Republican’s gubernatorial 
race to the bottom

The race for the Republican gubernatorial candidate is wide open between three candidates with just a week to go until primary election day, Tuesday, May 19. While Attorney General Jack Conway is holding the Democrat’s torch, waiting for his opposition, there is a real race for Kentucky Republicans.

According to a Survey USA Poll in early March, the race was within the margin of error for the three leading Republican candidates with a quarter of the likely voters undecided. And while the victor is sure to receive an unprecedented number of millions of dollars from outside-Kentucky donations — notably two wealthy (Koch) brothers — they will need every dollar to compete with Conway — if for no other reason than these three have been running for the last few months and still lack the statewide name recognition and enthusiasm, much less their party’s support, to topple Conway. But Conway is, and always will be from Louisville, which will always be an issue in the rest of Kentucky.

Here are the three Republicans:

Matt Bevin, a self-proclaimed “true conservative,” Tea Party standard bearer, who “challenged” Mitch McConnell’s Senate seat last year (but fell 25 points short), is back and striking a similar tone. Bevin is campaigning on “pro-business, right-to-work legislation,” which means Kentucky will be the latest right-to-work state if he is elected. This also means that he is anti-worker, anti-middle class, anti-worker’s safety and does not understand that Kentucky has recieved national recognition for its ability to attract relocating businesses while maintaining strong labor conditions.

The other major strike is that Bevin continues to oppose the Affordable Care Act (Obamacare) which has brought health insurance to half a million Kentuckians. On his website, Bevin says, “As governor, I would close the KYnect state exchange and facilitate the transition of enrollees into the federal healthcare exchange.” The very next headline reads “Enact state-based health care reforms.” Beyond the problems with doing away with KYnect — as well as the medicaid expansion, for which he advocates — these two concepts are too incongruent for an honest man to fathom.

As for the real important issues, the difference between him and Conway, as Bevin said of Conway and his running mate in the KET debate, “They are lawyers, liberal and live in cities.”

Bevin is simply another mouthpiece-Republican. In terms of understanding issues that face Kentucky, he is no match for Conway. His only chance is that he can claim to be from somewhere other than Louisville.

Former Louisville Councilman Hal Heiner is unquestionably the most prototypical politician in this race and probably the most disingenuous of the candidates. He has donated $4 million to his campaign to run as an “outsider,” against President Obama, and “put career politicians last and Kentucky families first,” according to his ads (this coming from the man who has spent most of the last 13 years running for or holding elected office).

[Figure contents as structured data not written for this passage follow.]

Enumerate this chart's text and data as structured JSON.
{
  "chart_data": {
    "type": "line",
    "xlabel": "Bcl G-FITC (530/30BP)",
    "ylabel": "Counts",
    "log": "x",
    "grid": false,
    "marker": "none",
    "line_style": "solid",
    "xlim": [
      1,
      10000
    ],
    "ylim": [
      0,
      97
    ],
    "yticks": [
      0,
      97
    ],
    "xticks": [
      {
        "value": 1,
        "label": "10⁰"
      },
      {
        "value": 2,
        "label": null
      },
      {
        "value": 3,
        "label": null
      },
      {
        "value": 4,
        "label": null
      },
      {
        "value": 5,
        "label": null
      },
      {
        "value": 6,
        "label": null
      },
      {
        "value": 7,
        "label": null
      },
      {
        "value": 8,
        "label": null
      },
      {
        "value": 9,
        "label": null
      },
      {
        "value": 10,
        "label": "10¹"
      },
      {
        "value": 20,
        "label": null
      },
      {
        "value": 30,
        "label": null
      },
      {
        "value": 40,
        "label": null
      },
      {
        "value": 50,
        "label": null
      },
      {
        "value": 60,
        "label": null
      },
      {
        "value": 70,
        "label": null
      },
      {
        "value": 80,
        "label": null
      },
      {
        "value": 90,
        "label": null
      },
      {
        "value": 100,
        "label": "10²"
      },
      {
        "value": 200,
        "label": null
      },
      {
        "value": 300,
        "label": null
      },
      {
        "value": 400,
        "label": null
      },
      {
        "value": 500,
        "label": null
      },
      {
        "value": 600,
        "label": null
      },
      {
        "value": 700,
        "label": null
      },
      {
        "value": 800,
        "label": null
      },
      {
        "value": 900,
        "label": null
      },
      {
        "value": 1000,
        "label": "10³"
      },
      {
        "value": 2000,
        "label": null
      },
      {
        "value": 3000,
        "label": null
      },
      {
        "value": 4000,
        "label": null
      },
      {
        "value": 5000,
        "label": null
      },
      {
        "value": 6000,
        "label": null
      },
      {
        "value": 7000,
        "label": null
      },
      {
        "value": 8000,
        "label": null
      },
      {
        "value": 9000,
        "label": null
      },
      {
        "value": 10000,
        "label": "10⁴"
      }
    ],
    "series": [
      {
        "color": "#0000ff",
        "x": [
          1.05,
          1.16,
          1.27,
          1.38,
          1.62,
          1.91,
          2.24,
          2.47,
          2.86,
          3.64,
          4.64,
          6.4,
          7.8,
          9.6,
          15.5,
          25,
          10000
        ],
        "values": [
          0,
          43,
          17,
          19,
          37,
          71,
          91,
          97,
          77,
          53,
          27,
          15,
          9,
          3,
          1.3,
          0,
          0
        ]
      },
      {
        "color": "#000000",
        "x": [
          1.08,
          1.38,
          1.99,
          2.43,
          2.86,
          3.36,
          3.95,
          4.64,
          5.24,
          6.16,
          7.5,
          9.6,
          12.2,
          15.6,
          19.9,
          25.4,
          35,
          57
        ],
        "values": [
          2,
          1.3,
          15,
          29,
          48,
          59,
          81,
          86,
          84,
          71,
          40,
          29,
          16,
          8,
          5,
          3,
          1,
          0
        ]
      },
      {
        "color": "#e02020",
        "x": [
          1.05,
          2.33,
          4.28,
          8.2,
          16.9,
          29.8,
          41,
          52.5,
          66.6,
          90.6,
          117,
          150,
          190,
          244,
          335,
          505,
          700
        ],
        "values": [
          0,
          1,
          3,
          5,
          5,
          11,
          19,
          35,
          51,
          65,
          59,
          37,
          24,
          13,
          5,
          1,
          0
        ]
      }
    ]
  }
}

Like Bevin, Heiner also opposes Obamacare, while claiming to stand up to Washington. Once again, while Obamacare is a tremendous success in Kentucky, it is in large part because of Governor Beshear’s willingness to work with the Federal government, not undermine it. Heiner is also pro right-to-work … while touting his private-sector background and understanding how to make Kentucky attractive to businesses.

If Conway can run a solid campaign, Heiner has no chance against him. He loses the Louisville “attack” against Conway, is too much of a politician and won’t be able to rally the conservative base to turn out in large enough numbers.

State Agriculture Commissioner James Comer, a State Representative for 11 years before being commissioner the last three, has a strong record in Frankfort, the best understanding for how Frankfort and the job of Governor works, and he is not from Louisville.

However, he too is pro right-to-work and opposed to Obamacare and the Medicaid expansion … shocker I know. He too is running ads saying, “Barack Obama doesn’t care about Kentucky … our coal families, or our way of life.”

In the KET debate he said of Conway, “[He] and I disagree on almost every issue.” Jack may have had some rocky campaigns in the past, but nobody can question his intelligence and his performance on the job. I assure you, Mr. Comer, you do not want to be the anti-Jack candidate, because he will eat you up. Although you’re not from Louisville, so you have that going for you.

Whichever Republican comes out victorious Tuesday, I hope he runs as an honest opponent to Conway. Kentucky will never work its way into the future if we elect the lowest common denominator, and these Republican candidates are racing to be just that.